Oh, and the answer matters — big time.
The question: Based on the performance data of the last 50
years, what are the rough odds that the U.S. stock market will perform better
than non-U. S. stock markets over the next 12 months?
Are they:
A. 80%
B. 60%
C. 50%
Any clue?
The answer, using data from stock market financial data
company MSCI, is C: About 50%. Since 1970, when MSCI first began tracking the
numbers, the MSCI US stock market index has beaten the MSCI “ex-U. S.” index
(i.e., everywhere else) 51% of the time: 26 out of 51 years.
And, obviously, the rest of the world index has beaten the
U.S. the other 25 times.
(If 2020 carries on as it has so far, the U.S. figure will
rise to 27 out of 52, or 52%.)
There are less data about emerging markets but the results
are similar: Since MSCI began tracking EMs in 1987, the U.S. has done better in
17 years and emerging markets better in 15, or 53% of the time.
Given those odds, you’d assume the average investor holds
about half of their stock portfolio in non-U. S. stocks, right?
Sounds logical.
Oops.
To see how far removed the average investor is from this
simple allocation, look no further than the latest annual survey from
investment giant Vanguard. As it does every year, Vanguard opens the books on
its vast book of 5 million retail clients, showing how, on average, they
invest. It may be the best single overview of the typical Main Street U.S.
investor.
Among the various details, one thing sticks out like a sore
thumb: What’s known as “home country bias.” That means the psychological bias
among investors to keep most of their money in their national stock market.
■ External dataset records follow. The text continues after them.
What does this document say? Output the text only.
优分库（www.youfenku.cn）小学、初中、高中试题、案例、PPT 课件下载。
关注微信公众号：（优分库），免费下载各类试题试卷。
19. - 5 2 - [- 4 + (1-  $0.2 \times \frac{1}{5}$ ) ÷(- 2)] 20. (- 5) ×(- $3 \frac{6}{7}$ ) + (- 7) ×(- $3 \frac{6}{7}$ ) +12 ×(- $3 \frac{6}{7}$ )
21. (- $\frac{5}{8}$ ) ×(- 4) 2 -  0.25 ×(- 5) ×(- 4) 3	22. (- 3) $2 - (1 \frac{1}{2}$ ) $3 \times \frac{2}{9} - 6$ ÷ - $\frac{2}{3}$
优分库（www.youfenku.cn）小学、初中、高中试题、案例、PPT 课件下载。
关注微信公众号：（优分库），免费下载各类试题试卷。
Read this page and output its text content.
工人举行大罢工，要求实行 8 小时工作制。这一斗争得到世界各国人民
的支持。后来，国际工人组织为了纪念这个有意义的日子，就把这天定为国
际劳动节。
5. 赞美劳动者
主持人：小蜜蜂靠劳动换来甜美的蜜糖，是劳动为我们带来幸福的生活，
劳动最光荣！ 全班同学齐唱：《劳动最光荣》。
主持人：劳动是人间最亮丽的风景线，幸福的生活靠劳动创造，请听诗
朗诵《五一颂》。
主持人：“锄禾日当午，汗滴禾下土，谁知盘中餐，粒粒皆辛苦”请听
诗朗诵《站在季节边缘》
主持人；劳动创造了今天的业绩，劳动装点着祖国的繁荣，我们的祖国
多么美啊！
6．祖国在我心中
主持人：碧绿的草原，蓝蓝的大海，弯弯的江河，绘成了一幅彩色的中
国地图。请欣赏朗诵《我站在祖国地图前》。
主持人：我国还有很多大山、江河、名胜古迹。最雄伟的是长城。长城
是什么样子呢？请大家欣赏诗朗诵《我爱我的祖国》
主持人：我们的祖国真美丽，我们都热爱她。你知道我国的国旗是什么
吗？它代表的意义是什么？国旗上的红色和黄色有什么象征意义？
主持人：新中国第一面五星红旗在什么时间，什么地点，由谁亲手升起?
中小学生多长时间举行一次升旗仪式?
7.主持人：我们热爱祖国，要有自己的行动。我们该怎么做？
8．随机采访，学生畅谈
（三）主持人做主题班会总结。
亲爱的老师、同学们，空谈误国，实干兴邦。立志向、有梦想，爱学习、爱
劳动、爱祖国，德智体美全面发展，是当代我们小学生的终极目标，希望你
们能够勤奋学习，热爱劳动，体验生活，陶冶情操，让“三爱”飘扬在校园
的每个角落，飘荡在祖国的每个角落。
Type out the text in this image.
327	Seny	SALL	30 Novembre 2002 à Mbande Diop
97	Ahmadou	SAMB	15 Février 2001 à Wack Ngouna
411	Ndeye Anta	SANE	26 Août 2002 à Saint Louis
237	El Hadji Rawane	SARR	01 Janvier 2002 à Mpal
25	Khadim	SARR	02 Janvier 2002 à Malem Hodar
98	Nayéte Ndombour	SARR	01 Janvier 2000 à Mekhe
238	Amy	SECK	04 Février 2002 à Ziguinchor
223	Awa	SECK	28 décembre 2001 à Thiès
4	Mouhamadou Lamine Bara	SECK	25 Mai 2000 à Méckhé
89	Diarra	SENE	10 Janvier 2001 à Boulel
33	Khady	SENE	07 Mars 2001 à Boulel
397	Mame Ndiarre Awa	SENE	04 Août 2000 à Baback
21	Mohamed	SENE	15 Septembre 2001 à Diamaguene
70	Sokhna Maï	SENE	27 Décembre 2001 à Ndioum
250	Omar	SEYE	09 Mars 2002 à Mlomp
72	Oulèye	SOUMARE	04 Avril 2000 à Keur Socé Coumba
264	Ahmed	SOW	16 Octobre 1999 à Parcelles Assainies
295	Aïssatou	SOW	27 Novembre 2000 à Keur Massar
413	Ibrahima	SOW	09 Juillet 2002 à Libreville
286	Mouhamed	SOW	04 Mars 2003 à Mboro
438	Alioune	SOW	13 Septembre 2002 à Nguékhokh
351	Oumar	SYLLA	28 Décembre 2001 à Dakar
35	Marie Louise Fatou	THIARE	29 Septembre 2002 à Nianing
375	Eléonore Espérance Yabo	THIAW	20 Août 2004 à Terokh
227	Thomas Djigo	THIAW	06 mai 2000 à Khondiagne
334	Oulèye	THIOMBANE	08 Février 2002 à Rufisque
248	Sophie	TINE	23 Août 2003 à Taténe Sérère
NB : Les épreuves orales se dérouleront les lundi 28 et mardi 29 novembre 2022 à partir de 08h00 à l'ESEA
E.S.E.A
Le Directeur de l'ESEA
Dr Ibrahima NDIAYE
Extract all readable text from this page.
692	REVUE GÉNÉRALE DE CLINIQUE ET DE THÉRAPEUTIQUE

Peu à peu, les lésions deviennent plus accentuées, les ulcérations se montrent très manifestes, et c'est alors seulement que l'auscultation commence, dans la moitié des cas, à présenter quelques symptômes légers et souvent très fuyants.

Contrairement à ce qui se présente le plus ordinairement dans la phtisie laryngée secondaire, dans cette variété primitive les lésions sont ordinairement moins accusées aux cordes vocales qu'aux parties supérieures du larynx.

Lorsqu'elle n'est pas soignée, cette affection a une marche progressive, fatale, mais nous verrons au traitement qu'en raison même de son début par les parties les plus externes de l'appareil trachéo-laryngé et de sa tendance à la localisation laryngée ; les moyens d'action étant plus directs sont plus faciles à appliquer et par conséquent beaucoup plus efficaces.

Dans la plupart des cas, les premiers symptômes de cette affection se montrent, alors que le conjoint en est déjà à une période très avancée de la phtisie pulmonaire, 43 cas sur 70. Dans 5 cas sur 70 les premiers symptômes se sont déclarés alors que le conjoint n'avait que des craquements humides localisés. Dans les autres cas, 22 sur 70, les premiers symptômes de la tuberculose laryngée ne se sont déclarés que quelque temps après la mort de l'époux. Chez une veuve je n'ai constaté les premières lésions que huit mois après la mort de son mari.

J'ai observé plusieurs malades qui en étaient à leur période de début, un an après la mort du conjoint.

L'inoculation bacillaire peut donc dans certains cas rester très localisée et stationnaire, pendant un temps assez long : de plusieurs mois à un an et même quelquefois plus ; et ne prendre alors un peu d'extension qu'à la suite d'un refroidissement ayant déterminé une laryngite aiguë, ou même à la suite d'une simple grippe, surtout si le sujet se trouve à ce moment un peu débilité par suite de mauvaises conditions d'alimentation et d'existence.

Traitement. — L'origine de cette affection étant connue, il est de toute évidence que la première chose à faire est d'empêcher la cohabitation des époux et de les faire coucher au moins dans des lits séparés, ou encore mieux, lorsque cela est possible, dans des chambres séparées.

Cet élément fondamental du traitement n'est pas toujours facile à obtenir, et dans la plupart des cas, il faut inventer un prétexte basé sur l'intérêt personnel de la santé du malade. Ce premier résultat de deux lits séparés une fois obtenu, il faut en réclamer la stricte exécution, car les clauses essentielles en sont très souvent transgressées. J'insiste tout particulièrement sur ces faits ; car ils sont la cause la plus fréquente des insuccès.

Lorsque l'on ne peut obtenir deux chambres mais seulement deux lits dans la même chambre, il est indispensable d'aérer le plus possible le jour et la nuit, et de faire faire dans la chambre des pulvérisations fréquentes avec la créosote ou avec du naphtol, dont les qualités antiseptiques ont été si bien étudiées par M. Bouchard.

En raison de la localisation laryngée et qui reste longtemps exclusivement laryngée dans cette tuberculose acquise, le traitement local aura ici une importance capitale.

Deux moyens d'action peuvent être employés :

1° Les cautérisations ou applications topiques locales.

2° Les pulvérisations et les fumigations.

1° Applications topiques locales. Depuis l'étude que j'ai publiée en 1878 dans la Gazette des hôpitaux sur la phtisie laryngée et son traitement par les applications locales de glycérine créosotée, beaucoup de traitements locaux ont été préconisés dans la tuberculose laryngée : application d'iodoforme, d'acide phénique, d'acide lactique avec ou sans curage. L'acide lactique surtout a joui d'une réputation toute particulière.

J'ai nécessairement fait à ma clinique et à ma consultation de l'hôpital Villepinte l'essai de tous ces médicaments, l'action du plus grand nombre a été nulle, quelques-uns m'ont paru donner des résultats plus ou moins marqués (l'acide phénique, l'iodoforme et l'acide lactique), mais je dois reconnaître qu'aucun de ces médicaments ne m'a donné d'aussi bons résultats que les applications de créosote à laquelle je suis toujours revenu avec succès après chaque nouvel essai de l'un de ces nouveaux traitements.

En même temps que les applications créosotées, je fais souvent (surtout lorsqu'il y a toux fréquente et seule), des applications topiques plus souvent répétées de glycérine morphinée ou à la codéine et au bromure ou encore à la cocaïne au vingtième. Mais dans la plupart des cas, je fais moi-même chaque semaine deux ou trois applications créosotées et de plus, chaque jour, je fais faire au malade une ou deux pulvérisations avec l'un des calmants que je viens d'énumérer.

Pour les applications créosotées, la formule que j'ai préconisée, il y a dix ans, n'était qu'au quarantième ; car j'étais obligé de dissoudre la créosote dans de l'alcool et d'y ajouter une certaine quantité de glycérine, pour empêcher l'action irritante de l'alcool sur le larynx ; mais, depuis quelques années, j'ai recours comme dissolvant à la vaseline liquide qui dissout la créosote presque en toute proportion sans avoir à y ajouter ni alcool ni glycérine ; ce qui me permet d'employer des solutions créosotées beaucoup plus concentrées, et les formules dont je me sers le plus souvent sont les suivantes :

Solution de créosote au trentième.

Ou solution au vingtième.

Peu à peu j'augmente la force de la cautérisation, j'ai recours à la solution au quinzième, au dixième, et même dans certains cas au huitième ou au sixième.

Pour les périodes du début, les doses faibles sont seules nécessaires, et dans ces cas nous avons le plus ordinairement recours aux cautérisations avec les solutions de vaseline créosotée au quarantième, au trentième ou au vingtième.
The average U.S. stock portfolio is not 50% in U.S. stocks.
Nor is it even 60%, which is very roughly what current market values would
imply. It’s 81%. No, really.
The typical investor is keeping four-fifths of his or her
stock market portfolio in U.S. stocks. And that figure is pretty constant from
small investors to large: From those with investment accounts between $3,000
and $10,000 to those with more than $500,000.
It’s irrational. It’s so irrational that financial
economists have a name for it, “the home equity puzzle,” and have been trying
to explain it rationally for 30 years. “The home bias in equities has
fascinated both financial economists and international macroeconomists” since
at least the early 1990s, notes Kavous Ardalan, a professor of finance at Marist
College, in a recent review of the topic. This home country bias runs against
one of the central tenets of modern investment best practice: That you should
hold as diversified a portfolio as possible.
Experts have offered various ideas, but none fully explain
the bias. (Notably, the bias is the same overseas as well — residents of
foreign countries invest most of their money in that country’s market.)
Haim Levy at Hebrew University in Jerusalem offers a simple
explanation: Peer effect, also known as “Keeping Up With The Joneses.” When it
comes down to it, we “benchmark” our performance against the people around us.
So our biggest worry isn’t missing out on gains, but missing out on gains that
our neighbors are making. (Presumably we don’t mind missing out on profits so
much either, so long as our neighbors miss out on them.)
A truly diversified global fund such as the iShares MSCI
ACWI exchange-traded fund [ACWI], which tracks the All Country World Index
(including developed and emerging markets), still holds 58% of its money in U.S.
stocks. It really makes no logical sense to invest any more than that.
Personally, I tend to invest even more internationally than
that. There are powerful arguments that international and emerging markets
offer much better value than the U.S., especially after about 12 years’ of U.S.
outperformance. If I were going away to a desert island for five years, and had
to set an asset allocation before I went, I’d put a third each in the U.S.,
international developed markets and emerging markets, and hope for the best.
But at the very minimum I’d go with history and bet 50/50.